As indicated in the FACTS, Thirty-One owned numerous acres of
real estate. When establishing particular tracts, it did so in a
piecemeal fashion and did not prescribe to any common scheme or
plan. Thirty-One never recorded a supplementary declaration
subjecting the remaining tracts — other than tract 10 — to the
restrictions and covenants. The size of the tracts varied
greatly, Thirty-One never recorded a plat, no homeowner's
association was ever formed, and the various deeds do not reflect
the conveyance of tracts within a subdivision or development that
has been platted, organized or identified by a common plan or
scheme. For these reasons — as well as those discussed above, the
restrictions and covenants were not enforceable as to tract 9.
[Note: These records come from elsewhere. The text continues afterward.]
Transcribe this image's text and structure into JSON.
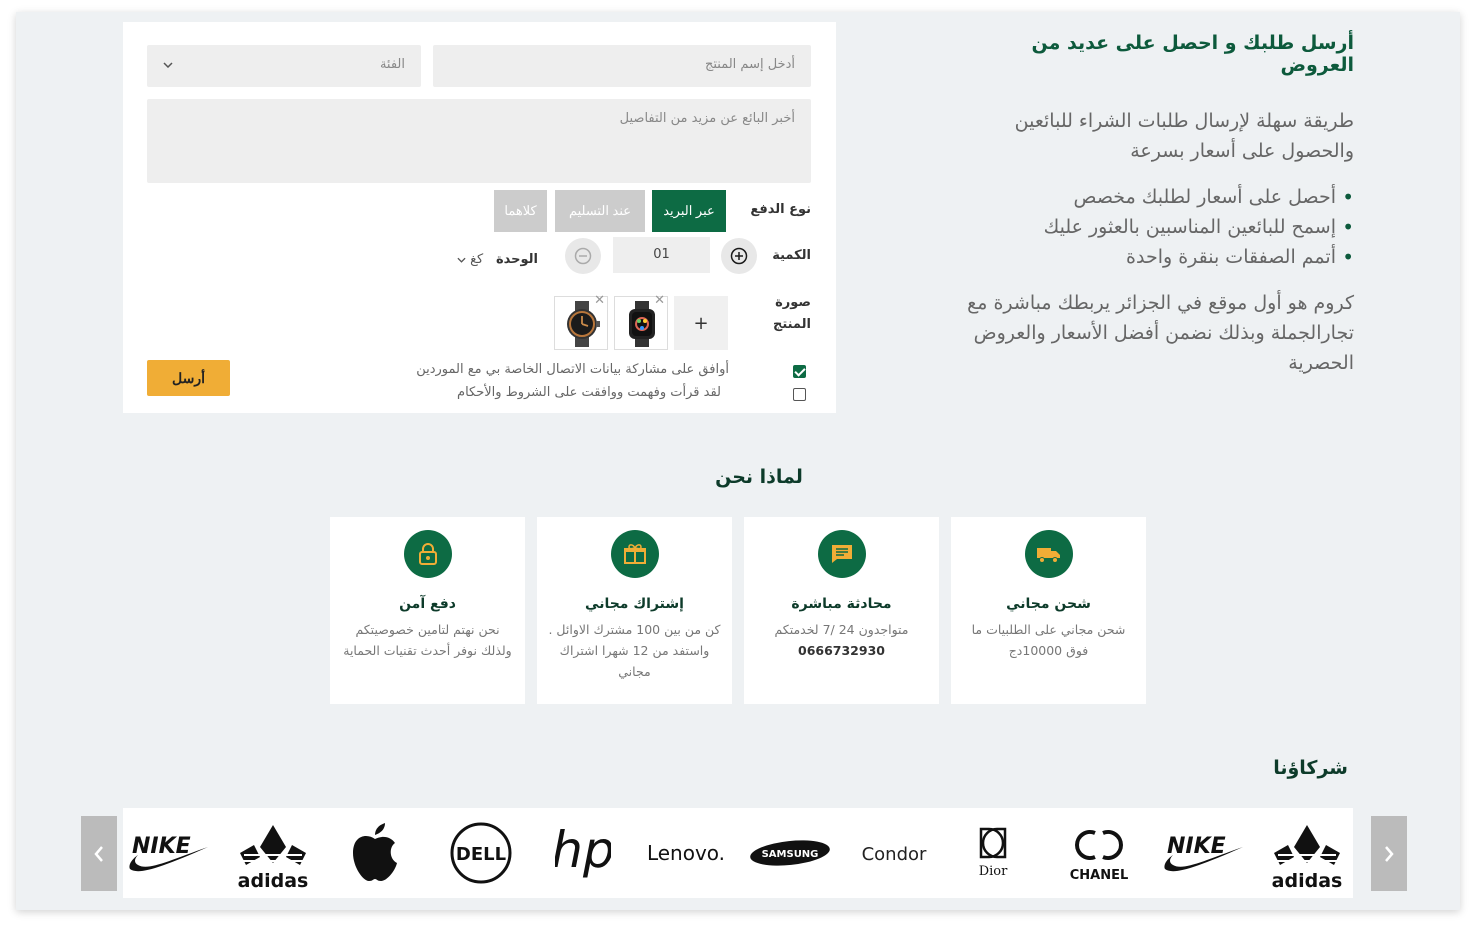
{
  "intro": {
    "title": "أرسل طلبك و احصل على عديد من العروض",
    "paragraph1": "طريقة سهلة لإرسال طلبات الشراء للبائعين والحصول على أسعار بسرعة",
    "bullets": [
      "أحصل على أسعار لطلبك مخصص",
      "إسمح للبائعين المناسبين بالعثور  عليك",
      "أتمم الصفقات بنقرة واحدة"
    ],
    "paragraph2": "كروم هو أول موقع في الجزائر يربطك مباشرة مع تجارالجملة وبذلك نضمن أفضل الأسعار والعروض الحصرية"
  },
  "form": {
    "product_name_placeholder": "أدخل إسم المنتج",
    "category_placeholder": "الفئة",
    "details_placeholder": "أخبر البائع عن مزيد من التفاصيل",
    "payment_label": "نوع الدفع",
    "payment_options": [
      "عبر البريد",
      "عند التسليم",
      "كلاهما"
    ],
    "quantity_label": "الكمية",
    "quantity_value": "01",
    "unit_label": "الوحدة",
    "unit_value": "كغ",
    "image_label": "صورة المنتج",
    "add_image": "+",
    "consent_text": "أوافق على مشاركة بيانات الاتصال الخاصة بي مع الموردين",
    "terms_text": "لقد قرأت وفهمت ووافقت على الشروط والأحكام",
    "consent_checked": true,
    "terms_checked": false,
    "send_label": "أرسل"
  },
  "why_us": {
    "title": "لماذا نحن",
    "features": [
      {
        "icon": "truck-icon",
        "title": "شحن مجاني",
        "text": "شحن مجاني على الطلبيات ما فوق 10000دج"
      },
      {
        "icon": "chat-icon",
        "title": "محادثة مباشرة",
        "text": "متواجدون 24 /7 لخدمتكم",
        "phone": "0666732930"
      },
      {
        "icon": "gift-icon",
        "title": "إشتراك مجاني",
        "text": "كن من بين 100 مشترك الاوائل . واستفد من 12 شهرا اشتراك مجاني"
      },
      {
        "icon": "lock-icon",
        "title": "دفع آمن",
        "text": "نحن نهتم لتامين خصوصيتكم ولذلك نوفر أحدث تقنيات الحماية"
      }
    ]
  },
  "partners": {
    "title": "شركاؤنا",
    "logos": [
      "NIKE",
      "adidas",
      "apple",
      "DELL",
      "hp",
      "Lenovo.",
      "SAMSUNG",
      "Condor",
      "Dior",
      "CHANEL",
      "NIKE",
      "adidas"
    ]
  },
  "colors": {
    "primary": "#0d6b44",
    "accent": "#f0ad36",
    "background": "#eef1f3"
  }
}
Finally, we note that even though some of the deeds included
language that the property was "subject to" covenants and
restrictions, it is our view that such terms do not constitute an
assurance that encumbrances either run with the land or that
successors or assigns are bound by them. Thus, even if we were to
conclude — solely for argument's sake — that the covenants and
restrictions did apply to the property, such language merely
makes the transfer of the various properties "subject to" any
potential adverse effects of the restrictive covenants, thus
limiting potential liability of the particular grantor.
Nonetheless, the appellants direct us to Wischmeyer v. Finch,
231 Ind. 282, 288, 107 N.E.2d 661, 664 (1952), Keene v. Elkhart
County Park and Rec. Bd., 740 N.E.2d 893, 897 (Ind.Ct.App.
2000), and Vierk v. Ritenour, 131 Ind.App. 547, 555,
172 N.E.2d 679, 683 (1961), for the proposition that the "subject to"
language set forth in the various deeds was sufficient to bind
tract 9 with regard to the covenants and restrictions. However,
those cases are distinguishable from the circumstances here.
Specifically, in Wischmeyer and Vierk, a plat had been
recorded. Also, in Keene, the interpretation of a covenant —
rather than its existence — was at issue. Although we have found
no Indiana case directly on point construing the "subject to"
language set forth in these deeds under similar circumstances, we
note that in Smith v. Second Church of Christ, Scientist,
Phoenix, Arizona, 87 Ariz. 400, 351 P.2d 1104 (1960), a
conveyance was made "subject to . . . building and other
restrictive covenants attaching to and running with the title,
set forth in particular in Book 103 of Deeds, page 111." The
Arizona Supreme Court determined that this particular statement
was insufficient to bind a piece of real estate. In so holding,
the Smith court stated:
The creating of new restrictions on the use of land
requires greater clarity and explicitness than are
found in the deeds here in issue. Restrictive
covenants will not be lightly inferred from the mere
reference in a `subject to' clause to a recorded
instrument which contains otherwise inapplicable
burdens.
Page 981
Id. at 1108. The Smith court went on to note that the words
"subject to" are words of qualification and not of contract.
Id. at 1108-10.
Like the circumstances in Smith, we agree that the "subject
to" clauses used in the various deeds here were simply not
sufficient to impose the restrictions and covenants as to tract
9. As a result, for these additional reasons, we conclude that
the trial court properly denied the appellants' request for
injunctive relief.
The judgment of the trial court is affirmed.
KIRSCH, C.J., and BARNES, J., concur.